LA GOCCIA DI SANGUE DI CLARITA
Hornaditas non è un vero e proprio paese, è una località con tante case disperse qua e là, tra macchie di grandi cactus cardon e di churqui spinosi e verdi. Nell’arsura polverosa della Quebrada de Humahuaca, impavesata con i colori sgargianti delle montagne del Jujuy, il cartello Hornaditas passerebbe inosservato come quelli di altri “parajes” lungo la Ruta 9 che scende dalla Bolivia, attraversando gli ultimi territori argentini dove vivono comunità indigene. Ma grazie a doña Clarita e alla sua famiglia, Hornaditas da qualche anno è diventata uno dei santuari dell’orgoglio indio della Quebrada.
Raggiungiamo la casa dei Lamas, scendendo un ripido sentiero tra rovi da un lato e piccoli appezzamenti di insalata ben curati dall’altra. Doña Clarita è lì, sotto una tettoia, con la figlia più piccola Gabriela che pulisce verdure e impasta acqua e farina, insieme a due amici uruguayani che sono venuti a trovarla. Il marito, scopriremo poi che si chiama don Hector, un volto indio che squarcia il riverbero del sole a picco, è accanto al forno costruito con mattoni di fango e paglia, a cuocere il pane…Lei ci viene incontro e ci bacia sulla guancia come fossimo da sempre di casa, sorpresa dall’imbarazzo di qualcuno di noi (“Non sarà perché sono morochita, scura di pelle?” si schernisce). Nemmeno il tempo di riprenderci e di renderci conto dove siamo che già siamo nell’orto a raccogliere verdure per il pranzo da preparare, e poi nel recinto vicino a mungere le capre per avere il latte con cui fare il formaggio. A pranzo, prima di sederci tutti insieme attorno al tavolo rustico, sotto la tettoia fatta con legno di cactus rinsecchiti, si ringrazia la Madre Terra e si ricordano gli antenati che insieme alla loro saggezza hanno trasmesso alla famiglia la loro “gota de sangre”.

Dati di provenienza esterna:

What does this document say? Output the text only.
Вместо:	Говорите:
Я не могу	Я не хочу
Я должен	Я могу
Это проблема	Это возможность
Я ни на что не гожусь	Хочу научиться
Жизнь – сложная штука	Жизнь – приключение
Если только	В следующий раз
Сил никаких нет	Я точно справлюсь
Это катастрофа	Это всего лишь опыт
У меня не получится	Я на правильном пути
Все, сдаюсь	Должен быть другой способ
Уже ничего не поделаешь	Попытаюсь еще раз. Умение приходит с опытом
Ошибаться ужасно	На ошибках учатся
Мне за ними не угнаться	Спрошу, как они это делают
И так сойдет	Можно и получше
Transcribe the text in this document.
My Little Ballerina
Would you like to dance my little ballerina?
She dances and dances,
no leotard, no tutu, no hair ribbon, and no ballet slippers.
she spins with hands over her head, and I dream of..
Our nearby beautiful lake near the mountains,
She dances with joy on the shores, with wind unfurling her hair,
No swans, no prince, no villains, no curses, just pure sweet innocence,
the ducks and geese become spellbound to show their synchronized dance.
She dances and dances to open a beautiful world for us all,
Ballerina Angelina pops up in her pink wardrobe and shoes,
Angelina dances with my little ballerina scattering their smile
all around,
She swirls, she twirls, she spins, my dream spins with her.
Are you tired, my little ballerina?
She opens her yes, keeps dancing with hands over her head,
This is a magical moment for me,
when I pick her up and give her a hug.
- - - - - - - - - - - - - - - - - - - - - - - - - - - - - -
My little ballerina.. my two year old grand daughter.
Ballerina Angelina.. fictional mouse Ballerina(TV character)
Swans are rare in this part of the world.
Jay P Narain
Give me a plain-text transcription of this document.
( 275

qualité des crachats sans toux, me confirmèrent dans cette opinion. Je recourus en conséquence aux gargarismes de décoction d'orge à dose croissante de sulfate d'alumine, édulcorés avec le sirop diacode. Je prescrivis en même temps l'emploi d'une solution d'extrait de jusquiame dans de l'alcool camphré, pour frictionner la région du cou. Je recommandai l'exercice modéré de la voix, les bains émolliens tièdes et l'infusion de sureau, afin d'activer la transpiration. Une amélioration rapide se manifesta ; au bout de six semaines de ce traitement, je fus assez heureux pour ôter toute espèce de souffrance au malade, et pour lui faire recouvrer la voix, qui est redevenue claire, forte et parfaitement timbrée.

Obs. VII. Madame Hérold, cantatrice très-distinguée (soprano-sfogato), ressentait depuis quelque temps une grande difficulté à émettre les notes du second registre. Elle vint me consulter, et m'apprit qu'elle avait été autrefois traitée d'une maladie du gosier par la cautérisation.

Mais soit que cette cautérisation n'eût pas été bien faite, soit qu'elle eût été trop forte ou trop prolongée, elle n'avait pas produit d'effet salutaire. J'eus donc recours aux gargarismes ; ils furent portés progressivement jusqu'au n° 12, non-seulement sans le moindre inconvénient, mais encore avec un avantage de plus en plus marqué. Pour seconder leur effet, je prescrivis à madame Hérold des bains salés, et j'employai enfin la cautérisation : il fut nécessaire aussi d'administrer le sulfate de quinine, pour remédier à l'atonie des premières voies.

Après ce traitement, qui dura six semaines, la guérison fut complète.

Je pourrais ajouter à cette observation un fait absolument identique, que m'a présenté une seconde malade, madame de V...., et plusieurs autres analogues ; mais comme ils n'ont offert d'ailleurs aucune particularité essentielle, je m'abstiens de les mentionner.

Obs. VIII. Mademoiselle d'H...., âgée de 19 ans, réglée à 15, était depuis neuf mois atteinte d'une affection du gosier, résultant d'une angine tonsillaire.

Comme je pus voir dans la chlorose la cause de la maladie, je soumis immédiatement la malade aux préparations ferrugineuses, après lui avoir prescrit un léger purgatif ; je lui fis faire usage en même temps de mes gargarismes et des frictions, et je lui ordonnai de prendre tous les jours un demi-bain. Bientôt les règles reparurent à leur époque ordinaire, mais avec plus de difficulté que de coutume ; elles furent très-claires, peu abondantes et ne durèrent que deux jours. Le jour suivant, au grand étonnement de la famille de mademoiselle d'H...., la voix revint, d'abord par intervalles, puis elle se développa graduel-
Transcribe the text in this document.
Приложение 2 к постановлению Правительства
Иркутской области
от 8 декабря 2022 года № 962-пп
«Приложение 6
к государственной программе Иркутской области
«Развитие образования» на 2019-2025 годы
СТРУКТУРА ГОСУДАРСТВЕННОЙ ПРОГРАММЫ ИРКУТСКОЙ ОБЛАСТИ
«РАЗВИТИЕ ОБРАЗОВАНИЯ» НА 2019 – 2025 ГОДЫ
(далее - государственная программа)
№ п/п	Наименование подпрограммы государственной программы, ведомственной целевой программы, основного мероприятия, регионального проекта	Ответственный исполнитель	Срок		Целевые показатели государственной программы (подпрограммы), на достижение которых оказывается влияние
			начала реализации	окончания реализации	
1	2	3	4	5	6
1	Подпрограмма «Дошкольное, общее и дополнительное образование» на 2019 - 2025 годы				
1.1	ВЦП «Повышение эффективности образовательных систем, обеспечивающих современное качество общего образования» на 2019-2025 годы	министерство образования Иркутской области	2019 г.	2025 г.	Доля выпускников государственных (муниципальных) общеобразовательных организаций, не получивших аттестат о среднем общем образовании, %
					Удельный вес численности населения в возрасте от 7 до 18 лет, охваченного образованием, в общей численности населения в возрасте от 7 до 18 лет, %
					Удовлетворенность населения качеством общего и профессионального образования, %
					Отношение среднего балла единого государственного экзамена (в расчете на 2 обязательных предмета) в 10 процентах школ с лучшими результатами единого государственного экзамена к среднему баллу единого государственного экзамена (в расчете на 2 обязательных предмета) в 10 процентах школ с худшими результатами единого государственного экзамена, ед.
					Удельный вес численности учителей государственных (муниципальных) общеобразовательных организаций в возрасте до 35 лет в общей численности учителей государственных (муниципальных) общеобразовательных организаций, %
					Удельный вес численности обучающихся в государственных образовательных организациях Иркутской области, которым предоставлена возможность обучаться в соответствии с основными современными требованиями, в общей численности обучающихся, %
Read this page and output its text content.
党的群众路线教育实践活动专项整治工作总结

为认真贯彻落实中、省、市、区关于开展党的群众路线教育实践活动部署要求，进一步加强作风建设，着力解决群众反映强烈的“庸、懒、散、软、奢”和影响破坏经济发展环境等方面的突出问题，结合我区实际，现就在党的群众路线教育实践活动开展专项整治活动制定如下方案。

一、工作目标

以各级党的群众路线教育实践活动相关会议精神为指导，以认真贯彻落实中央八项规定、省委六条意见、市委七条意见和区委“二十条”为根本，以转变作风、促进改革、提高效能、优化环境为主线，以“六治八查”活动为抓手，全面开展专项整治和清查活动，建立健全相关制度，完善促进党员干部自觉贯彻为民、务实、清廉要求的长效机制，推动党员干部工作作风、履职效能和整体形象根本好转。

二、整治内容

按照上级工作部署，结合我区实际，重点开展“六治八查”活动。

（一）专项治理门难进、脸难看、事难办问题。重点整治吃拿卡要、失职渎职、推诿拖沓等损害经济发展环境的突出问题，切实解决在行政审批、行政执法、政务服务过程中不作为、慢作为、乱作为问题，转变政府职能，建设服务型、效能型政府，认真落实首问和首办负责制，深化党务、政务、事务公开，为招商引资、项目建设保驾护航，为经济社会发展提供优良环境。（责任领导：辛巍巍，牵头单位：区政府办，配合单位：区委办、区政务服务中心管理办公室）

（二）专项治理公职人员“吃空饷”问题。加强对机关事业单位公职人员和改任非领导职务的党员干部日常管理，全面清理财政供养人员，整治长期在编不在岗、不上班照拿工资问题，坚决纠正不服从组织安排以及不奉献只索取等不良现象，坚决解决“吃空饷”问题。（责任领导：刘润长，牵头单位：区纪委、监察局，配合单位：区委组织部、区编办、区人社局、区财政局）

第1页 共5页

Clarita ha deciso di uscire dall’ombra una decina di anni fa superando la ritrosia degli indigeni locali, giustificata da secoli di sfruttamento ed emarginazione. “Insieme ad Hector abbiamo voluto aprire la nostra a casa a chi viene da uguale, per condividere le nostre giornate e il nostro cibo…” Qui da quattro generazioni viveva la famiglia di Hector, una famiglia di sciamani . “Non volevamo che tutta la nostra cultura rimanesse solo un patrimonio nostro… Vogliamo proteggere la Pachamama, dar valore alle radici e alle gocce di sangue che danno identità a ciascuna comunità indigena senza rinchiudere in un parco. Per questo qui le porte sono aperte per tutti quelli che vengono come ospiti pronti allo scambio, non per fare i turisti del folklore…”.
La scelta finora ha consentito ai Lamas di restare sulla loro terra riuscendo a dare un futuro ai quattro figli, tutti studenti universitari o alle superiori. “Con l’arrivo dei visitatori, ho scoperto anche che si poteva giocare”, è il “segreto” che ci rivela la sedicenne Gabi, a cui piace studiare lingue. “Prima, da piccoli, non eravamo abituati a giocare, dovevamo sempre fare qualcosa: seguire le capre, andare dell’orto o sbrigare le cose di casa. Ora quando sto con le persone che ci vengono a visitare per me è un divertimento e imparo molto”.
Hector è più taciturno, ma è lui ad accompagnarci dopo pranzo a visitare il sito delle incisioni rupestri. ” Non posso parlarvi come un archeologo, ma vi racconterò quello che mi disse mio nonno quando a sei anni mi portò a visitarle per la prima volta…E perché non le calpestassimo ci fece credere che dopo averci camminato sopra tre volte, sarebbe apparso il diavolo”. Si allarga in un sorriso il volto indio. Sorridiamo anche noi. Sì, anche i “buoni diavoli” si nascondono nei particolari, bisogna solo tendere l’orecchio, e insieme la mano. E porgere la guancia per scambiare un bacio di saluto senza spaventarci se sono più scuri, o più bianchi, di noi.